A primeira edição olímpica oficialmente nomeada por duas cidades enfrentará o desafio de integrar zonas de competição espalhadas por 22 mil quilômetros quadrados no norte da Itália.

Cortina D’Ampezo, sediará o esqui alpino feminino

Os Jogos Olímpicos de Inverno de 2026 começam oficialmente nesta sexta-feira (6) e seguem até 22 de fevereiro. O evento introduz um modelo inédito na história do evento: a descentralização das sedes.

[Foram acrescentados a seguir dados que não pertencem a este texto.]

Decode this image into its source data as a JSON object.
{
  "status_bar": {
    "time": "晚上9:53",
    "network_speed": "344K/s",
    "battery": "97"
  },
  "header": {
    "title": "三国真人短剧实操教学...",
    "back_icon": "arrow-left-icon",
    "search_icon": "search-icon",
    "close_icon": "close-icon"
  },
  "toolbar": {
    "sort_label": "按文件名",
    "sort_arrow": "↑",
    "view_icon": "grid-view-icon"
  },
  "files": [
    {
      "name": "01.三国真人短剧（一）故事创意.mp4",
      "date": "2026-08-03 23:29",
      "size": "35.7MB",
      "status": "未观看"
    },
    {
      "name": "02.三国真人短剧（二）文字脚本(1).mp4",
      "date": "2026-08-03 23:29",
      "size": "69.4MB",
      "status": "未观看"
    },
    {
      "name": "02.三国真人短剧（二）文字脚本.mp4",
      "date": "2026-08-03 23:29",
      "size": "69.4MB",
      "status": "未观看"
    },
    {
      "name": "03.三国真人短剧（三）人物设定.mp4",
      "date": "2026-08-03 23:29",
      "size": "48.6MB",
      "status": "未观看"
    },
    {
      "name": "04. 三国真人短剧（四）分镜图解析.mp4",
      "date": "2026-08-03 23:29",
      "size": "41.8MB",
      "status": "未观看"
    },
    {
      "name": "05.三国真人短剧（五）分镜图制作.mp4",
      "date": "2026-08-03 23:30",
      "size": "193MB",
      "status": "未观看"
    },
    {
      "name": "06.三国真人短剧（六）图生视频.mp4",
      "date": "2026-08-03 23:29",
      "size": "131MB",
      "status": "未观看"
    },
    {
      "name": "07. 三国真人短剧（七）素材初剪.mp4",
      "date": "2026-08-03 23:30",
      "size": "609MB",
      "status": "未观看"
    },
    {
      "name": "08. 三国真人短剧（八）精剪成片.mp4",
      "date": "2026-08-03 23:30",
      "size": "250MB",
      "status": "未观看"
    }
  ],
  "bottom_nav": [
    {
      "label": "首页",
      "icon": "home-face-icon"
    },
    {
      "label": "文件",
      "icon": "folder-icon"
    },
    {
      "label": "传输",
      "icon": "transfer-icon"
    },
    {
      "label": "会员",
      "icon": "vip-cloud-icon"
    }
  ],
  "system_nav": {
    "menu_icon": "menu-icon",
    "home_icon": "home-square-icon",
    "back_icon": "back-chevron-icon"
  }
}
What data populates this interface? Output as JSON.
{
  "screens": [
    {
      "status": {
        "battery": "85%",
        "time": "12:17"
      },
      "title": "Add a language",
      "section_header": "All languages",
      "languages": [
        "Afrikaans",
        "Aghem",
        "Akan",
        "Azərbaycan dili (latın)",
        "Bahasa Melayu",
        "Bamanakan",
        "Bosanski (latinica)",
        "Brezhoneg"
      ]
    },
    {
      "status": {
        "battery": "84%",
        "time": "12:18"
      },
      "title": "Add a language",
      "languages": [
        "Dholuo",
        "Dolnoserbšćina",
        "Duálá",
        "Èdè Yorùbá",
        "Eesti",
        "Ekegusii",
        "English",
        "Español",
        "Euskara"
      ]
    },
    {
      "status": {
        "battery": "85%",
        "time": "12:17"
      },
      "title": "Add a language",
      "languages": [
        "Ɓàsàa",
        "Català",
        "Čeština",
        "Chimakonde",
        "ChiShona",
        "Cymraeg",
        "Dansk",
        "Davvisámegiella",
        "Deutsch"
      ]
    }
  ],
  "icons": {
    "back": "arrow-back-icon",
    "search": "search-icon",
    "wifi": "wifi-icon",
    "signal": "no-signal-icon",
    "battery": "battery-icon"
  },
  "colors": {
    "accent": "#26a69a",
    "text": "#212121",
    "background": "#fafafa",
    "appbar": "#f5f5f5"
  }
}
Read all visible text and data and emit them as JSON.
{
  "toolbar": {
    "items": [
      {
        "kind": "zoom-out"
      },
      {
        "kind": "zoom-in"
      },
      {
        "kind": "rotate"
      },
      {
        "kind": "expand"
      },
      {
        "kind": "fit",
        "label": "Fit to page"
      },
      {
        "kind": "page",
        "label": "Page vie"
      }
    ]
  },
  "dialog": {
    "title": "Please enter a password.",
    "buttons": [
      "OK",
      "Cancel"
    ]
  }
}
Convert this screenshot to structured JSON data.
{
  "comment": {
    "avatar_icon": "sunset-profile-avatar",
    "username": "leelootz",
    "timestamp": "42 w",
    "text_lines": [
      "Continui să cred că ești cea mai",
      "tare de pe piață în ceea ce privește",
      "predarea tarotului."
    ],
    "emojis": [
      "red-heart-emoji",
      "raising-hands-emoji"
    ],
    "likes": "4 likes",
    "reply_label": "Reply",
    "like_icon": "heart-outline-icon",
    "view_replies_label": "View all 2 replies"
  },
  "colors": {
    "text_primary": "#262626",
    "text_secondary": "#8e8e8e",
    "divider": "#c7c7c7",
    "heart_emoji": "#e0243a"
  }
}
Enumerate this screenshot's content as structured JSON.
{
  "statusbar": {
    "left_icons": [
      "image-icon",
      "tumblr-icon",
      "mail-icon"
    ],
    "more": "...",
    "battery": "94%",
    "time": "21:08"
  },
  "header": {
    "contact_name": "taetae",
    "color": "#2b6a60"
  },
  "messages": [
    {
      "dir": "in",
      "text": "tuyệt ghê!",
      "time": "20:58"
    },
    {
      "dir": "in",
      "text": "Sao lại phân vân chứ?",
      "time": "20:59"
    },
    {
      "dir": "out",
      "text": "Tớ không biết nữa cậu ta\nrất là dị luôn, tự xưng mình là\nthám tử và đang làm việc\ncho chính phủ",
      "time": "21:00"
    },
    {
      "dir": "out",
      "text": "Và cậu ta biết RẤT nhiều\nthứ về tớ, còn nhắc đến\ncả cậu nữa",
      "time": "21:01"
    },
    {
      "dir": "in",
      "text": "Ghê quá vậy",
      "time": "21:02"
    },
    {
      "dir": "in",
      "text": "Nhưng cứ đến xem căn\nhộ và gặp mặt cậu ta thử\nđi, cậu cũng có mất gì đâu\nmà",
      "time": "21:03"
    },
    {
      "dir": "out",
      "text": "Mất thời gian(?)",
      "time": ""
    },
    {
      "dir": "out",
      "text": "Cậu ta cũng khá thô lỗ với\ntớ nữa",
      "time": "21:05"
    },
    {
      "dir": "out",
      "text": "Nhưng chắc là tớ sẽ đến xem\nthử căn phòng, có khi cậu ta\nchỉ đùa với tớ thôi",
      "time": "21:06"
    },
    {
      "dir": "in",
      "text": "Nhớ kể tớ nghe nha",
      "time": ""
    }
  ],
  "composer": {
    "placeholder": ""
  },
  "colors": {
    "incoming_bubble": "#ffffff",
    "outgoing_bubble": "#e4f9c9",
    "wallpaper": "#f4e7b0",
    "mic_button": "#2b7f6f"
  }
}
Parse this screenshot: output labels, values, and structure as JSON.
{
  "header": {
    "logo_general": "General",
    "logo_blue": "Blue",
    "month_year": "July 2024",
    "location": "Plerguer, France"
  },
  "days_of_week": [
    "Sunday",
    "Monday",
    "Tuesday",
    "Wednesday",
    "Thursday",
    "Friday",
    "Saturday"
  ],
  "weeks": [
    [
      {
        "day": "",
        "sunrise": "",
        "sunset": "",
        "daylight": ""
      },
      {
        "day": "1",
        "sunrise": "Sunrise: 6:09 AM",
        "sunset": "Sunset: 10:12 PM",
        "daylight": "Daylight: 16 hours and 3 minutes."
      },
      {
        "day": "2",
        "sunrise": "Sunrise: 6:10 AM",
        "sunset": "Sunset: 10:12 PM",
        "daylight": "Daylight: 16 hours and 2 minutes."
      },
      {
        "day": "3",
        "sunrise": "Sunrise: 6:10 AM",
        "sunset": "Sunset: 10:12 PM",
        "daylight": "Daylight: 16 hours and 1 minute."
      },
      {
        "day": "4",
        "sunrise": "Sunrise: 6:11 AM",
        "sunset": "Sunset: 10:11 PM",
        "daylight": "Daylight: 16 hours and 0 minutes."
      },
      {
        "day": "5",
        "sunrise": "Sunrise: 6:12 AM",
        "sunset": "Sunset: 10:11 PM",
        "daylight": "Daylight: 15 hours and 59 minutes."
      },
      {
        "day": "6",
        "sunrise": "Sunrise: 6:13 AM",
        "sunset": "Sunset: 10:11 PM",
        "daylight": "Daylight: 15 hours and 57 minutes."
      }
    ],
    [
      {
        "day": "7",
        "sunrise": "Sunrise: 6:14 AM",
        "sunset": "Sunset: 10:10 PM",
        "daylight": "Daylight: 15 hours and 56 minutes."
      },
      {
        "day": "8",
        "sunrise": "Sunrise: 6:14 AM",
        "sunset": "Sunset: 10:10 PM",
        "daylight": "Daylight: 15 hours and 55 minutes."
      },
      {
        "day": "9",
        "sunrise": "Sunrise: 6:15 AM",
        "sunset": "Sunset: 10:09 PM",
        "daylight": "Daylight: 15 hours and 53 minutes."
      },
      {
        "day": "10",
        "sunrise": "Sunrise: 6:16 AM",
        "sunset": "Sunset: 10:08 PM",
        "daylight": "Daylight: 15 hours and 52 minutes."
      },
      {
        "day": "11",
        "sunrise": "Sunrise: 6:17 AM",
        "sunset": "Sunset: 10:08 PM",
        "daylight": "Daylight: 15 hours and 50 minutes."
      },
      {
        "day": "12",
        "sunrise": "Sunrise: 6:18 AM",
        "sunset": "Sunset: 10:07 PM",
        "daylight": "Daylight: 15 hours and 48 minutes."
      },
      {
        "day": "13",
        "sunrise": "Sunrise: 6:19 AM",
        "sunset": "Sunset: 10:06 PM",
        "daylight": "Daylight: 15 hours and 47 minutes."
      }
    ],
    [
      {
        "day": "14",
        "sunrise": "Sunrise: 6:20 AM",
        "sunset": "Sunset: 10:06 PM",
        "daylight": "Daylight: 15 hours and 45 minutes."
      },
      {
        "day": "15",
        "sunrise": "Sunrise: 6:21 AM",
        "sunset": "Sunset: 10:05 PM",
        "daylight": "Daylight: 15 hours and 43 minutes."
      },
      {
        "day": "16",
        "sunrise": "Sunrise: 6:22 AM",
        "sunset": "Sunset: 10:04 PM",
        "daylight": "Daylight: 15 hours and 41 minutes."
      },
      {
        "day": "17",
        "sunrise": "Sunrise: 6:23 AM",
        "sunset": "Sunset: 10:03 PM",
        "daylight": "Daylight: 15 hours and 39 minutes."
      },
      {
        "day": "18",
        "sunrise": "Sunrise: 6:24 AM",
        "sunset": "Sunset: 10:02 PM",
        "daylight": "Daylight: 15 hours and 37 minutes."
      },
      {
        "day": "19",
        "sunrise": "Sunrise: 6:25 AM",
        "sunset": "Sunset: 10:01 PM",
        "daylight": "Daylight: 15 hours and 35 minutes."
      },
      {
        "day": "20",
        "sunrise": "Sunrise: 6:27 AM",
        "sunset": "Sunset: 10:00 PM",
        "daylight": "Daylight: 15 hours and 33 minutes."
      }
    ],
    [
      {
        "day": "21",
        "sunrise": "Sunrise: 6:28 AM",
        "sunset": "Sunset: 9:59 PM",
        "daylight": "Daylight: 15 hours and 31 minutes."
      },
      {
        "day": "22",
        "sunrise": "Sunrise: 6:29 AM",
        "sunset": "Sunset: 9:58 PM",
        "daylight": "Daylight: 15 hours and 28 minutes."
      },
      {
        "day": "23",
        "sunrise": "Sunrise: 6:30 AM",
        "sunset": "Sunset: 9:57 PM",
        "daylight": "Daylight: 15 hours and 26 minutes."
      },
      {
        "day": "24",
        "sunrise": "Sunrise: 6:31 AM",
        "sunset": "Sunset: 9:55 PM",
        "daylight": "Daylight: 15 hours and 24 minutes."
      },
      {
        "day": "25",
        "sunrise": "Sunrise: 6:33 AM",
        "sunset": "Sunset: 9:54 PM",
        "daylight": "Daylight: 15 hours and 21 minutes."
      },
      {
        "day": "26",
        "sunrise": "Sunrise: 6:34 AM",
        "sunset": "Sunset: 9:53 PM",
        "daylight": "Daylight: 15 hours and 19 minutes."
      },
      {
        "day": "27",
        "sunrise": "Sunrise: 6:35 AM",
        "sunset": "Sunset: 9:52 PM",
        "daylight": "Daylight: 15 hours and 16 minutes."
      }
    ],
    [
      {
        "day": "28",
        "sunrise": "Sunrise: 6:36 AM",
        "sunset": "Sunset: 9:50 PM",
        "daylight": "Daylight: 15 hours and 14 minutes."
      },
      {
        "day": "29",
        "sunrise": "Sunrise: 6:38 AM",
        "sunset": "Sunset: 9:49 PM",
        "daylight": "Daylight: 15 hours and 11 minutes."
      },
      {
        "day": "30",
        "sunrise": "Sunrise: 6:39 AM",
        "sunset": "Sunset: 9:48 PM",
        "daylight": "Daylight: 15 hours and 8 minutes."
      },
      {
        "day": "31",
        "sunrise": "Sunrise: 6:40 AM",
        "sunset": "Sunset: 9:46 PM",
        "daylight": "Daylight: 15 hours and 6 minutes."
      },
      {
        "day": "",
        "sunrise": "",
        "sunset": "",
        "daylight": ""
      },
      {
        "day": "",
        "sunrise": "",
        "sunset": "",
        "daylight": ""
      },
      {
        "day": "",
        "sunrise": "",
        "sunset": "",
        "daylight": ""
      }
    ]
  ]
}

A lógica é diferente das edições anteriores, onde uma cidade-sede concentrava as operações com sub-sedes próximas. A candidatura italiana vencedora une Milão, metrópole financeira e da moda, e Cortina d’Ampezzo, estância de esqui histórica nas Dolomitas.

A distância física entre as duas cidades principais é de aproximadamente 400 quilômetros por estrada, exigindo cerca de cinco horas de viagem de carro. O cenário impõe uma logística complexa que desafia o Comitê Olímpico Internacional (COI) e os organizadores locais.

A solução, abandonando o conceito tradicional de uma única Vila Olímpica, foia adotar um modelo de “clusters” ou zonas de competição.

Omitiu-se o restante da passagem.